New Directions in Functional Imaging of Dementia
A recently approved clinical trial will evaluate the optimum combination for imaging patients suspected of having AD. This project is being sponsored by the National Institutes on Aging (NIA) and is called the Alzheimer Disease Neuroimaging Initiative (ADNI).

The project will recruit approximately 800 participants to determine the best combination of examinations including MRI and serial FDG-PET studies. The project will focus on distinguishing mild memory decline due to normal aging from impairment caused by early AD. In addition, the project will try to determine whether the dementia of AD can be distinguished from other dementias. In addition, the initiative will attempt to determine the best approach for following AD, particularly with regards to the efficacy of drugs used to change the course of the disease process.

Amyloid Cascade
It has been demonstrated that beta amyloid is present in the cortex of patients with AD.There is some controversy over the significance of the beta amyloid as to whether or not the primary cause of AD is secondary to a series of reactions that are caused by amyloid. Some scientists speculate that amyloid is a by-product of other processes, possibly inflammation, and by itself is not toxic.

A diagnostic strategy attempting to image amyloid deposition has been accomplished using highly specific amyloid targeting agents. A molecular approach has been successful using derivatives of congo red and thioflavin. The University of Pittsburgh researchers Drs Klunk and Mathis have developed a molecule labeled with carbon- 11 having the formulation 2-(4-methylaminophenyl)-6- hydroxybenzothiazole, otherwise known as Pittsburgh Compound-B or PIB. This compound has been successfully demonstrated to bind to amyloid in transgenic mice and recently in humans.¹⁴ Patients with AD demonstrate high concentrations of PIB when compared with normal controls. Scientists at the University of California, Los Angeles, have successfully imaged beta amyloid using 18- fluourine-dimethyl-amino-dicyano-naphthalene propene (FDDNP). This compound has been demonstrated to bind to the neurofibrillary tangles as well as the beta amyloid plaques.¹⁵

The use of PET to detect the distribution of these agents will play an important role in diagnosis as well as the monitoring of pharmaceuticals that are being developed to lower the concentration of amyloid within the brain. Other agents are being developed along these lines and show promise.

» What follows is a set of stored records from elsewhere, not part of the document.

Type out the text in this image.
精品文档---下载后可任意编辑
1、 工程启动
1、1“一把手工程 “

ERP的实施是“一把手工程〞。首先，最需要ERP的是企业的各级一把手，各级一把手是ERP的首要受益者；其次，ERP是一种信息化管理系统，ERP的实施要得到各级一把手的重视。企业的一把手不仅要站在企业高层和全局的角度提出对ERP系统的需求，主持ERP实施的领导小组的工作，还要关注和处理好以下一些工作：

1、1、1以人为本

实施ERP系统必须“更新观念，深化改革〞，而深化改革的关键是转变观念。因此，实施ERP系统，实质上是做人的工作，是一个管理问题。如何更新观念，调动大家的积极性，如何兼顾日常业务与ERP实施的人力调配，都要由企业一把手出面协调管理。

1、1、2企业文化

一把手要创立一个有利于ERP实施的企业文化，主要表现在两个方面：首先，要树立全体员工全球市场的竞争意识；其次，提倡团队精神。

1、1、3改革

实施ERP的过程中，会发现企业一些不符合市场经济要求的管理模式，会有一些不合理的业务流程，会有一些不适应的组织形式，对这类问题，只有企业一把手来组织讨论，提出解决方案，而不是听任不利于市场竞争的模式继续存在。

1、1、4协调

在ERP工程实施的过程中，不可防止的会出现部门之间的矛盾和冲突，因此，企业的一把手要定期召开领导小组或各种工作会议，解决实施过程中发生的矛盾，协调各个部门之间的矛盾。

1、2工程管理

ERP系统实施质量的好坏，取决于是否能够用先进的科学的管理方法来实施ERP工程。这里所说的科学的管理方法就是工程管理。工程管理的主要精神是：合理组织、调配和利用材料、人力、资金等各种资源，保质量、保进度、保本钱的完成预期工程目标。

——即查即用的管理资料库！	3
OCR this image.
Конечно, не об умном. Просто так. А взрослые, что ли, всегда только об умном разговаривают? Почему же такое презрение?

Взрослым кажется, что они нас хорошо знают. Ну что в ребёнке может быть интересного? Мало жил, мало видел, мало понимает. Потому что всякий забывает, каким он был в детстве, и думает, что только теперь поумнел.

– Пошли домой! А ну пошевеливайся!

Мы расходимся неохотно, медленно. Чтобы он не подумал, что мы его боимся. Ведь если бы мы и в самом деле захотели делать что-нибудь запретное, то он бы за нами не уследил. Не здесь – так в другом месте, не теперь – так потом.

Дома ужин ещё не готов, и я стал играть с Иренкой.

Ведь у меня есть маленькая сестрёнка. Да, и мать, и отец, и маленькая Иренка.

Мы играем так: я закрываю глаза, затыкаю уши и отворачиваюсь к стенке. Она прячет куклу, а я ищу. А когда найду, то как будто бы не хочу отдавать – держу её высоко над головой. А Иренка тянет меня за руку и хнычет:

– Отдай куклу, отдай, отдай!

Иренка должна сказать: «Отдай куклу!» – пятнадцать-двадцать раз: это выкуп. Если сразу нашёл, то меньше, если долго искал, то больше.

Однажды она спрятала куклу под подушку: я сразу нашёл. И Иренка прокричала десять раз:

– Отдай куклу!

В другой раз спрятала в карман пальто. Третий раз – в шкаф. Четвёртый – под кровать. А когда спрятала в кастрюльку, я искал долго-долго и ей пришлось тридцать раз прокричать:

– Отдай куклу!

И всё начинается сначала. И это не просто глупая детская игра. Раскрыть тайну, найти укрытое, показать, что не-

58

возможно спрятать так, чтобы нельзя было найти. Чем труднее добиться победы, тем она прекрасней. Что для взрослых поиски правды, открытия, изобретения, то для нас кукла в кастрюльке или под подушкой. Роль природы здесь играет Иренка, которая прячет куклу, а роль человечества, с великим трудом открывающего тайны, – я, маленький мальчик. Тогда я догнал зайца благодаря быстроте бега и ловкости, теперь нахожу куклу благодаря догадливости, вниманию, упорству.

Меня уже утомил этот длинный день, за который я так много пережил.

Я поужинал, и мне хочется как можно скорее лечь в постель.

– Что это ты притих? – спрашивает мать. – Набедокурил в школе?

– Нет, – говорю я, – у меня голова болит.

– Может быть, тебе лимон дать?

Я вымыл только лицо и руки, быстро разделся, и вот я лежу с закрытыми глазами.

While the current molecular imaging approach mainly involves the use of radiotracers, it is entirely possible that agents linked to paramagnetic substances will be used with MRI. In addition, high Tesla magnets may also yield information not currently available using standard approaches of MRI.

At this time, FDG-PET is well documented as a clinically important clinical test in subjects with suspected dementia and has been proven to have a high degree of sensitivity and specificity, especially when compared with structural imaging techniques and clinical evaluation by competent neurologists.

FDG-PET has also been demonstrated to have efficacy in differentiating a variety of different dementias including frontal-temporal dementia from AD as well as multi-infarct dementia and others. FDG-PET has been demonstrated to be cost-effective and can be carried out with high quality in most facilities with new generation PET or PET-CT systems.

Summary
The use of functional brain imaging to diagnose and differentiate dementias is becoming increasingly important during an era where therapeutic agents are being prescribed.The separation of the dementias such as frontal temporal dementia, AD, and multi-infarct dementia have significant meaning in determining the appropriate therapies from which the patient is most likely to receive maximum benefit.

Functional brain imaging has been shown to have an extremely high sensitivity and moderate specificity in diagnosing AD, which is the most common of the neurodementias. Quantitative programs are emerging that will aid the interpreting physician in correctly evaluating the FDG-PET scans.

The ease of performing high-quality PET studies along with excellent reproducibility and consistency in diagnosing AD has resulted in an increasing rate of utilization of functional brain imaging for evaluating patients with suspected neurodementia.